~Training consistently and frequently is more beneficial than training BIG.
~Regular open & honest communication between coach and athlete is key. As your coach, I genuinely want help you, but I am not a mind reader. There is no such thing as too much communication between coach and athlete.
~Long-distance athletes need a huge amount of functional endurance and specific strength. Speed plays a small role in long events.
~Heart rate is a good indicator of both stress and aerobic fitness level. If you have to go very slowly to keep your HR in an aerobic range, it means you’re not as fit as you could be. It takes patience and persistence to fix this, but it can be fixed.

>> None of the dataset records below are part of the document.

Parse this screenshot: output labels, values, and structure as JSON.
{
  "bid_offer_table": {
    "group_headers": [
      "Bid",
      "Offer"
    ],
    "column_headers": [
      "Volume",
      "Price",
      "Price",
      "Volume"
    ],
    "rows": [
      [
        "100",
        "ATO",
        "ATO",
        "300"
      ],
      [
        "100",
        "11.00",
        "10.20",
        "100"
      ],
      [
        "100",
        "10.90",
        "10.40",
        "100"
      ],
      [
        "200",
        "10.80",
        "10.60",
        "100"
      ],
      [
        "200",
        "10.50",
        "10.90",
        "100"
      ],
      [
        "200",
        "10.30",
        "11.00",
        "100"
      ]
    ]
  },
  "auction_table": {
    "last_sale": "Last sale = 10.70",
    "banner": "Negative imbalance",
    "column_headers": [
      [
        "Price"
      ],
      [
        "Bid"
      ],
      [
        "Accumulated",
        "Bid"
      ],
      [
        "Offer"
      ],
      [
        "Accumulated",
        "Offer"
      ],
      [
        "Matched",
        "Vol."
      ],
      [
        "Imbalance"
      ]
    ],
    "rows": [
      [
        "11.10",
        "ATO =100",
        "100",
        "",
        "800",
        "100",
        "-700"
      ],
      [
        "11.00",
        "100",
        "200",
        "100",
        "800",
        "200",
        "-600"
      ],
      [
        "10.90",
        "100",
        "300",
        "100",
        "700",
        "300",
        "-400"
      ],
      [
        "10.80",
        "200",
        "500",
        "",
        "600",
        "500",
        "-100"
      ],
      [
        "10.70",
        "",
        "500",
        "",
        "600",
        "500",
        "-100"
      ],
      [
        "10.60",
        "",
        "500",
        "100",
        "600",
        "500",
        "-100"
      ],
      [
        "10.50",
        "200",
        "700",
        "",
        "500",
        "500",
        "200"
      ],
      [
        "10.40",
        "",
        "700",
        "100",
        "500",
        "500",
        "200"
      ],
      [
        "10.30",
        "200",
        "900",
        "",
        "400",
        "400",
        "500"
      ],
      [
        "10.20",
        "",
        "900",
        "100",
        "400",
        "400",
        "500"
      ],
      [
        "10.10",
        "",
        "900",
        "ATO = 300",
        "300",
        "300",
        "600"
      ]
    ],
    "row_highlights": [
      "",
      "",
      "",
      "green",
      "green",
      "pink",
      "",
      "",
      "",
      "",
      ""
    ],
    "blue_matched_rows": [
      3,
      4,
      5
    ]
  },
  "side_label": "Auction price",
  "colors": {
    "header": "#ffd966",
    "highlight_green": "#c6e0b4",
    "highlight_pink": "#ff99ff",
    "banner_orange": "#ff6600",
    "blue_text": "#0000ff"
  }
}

~More is more, until it’s not. Each athlete has his/her own limits here (and they’re probably further out than you think). As coaches, we like to help you find and explore the edge of your own cliff (without falling off of it!)
~Swim training is undervalued by many. The benefits of starting your race day with a strong confident swim are big.
~The most successful athletes set up their lives in such a way as to facilitate time for not just the training sessions but active recovery as well.
~The fittest athletes recover the fastest, and can therefore train harder more often. Get really fit before you train hard.
~Spending time working on mobility will help keep your body functioning optimally.
~A diet rich in real foods (mostly plants!) will enhance health and recovery.
~Part of the role of the coach is to help the athlete see his/her own potential. Once the athlete believes, doors are open for high achievement!
~Triathlon is an individual sport, but a sense of ‘team’ enhances the whole experience. Surround yourself with other people who Love It!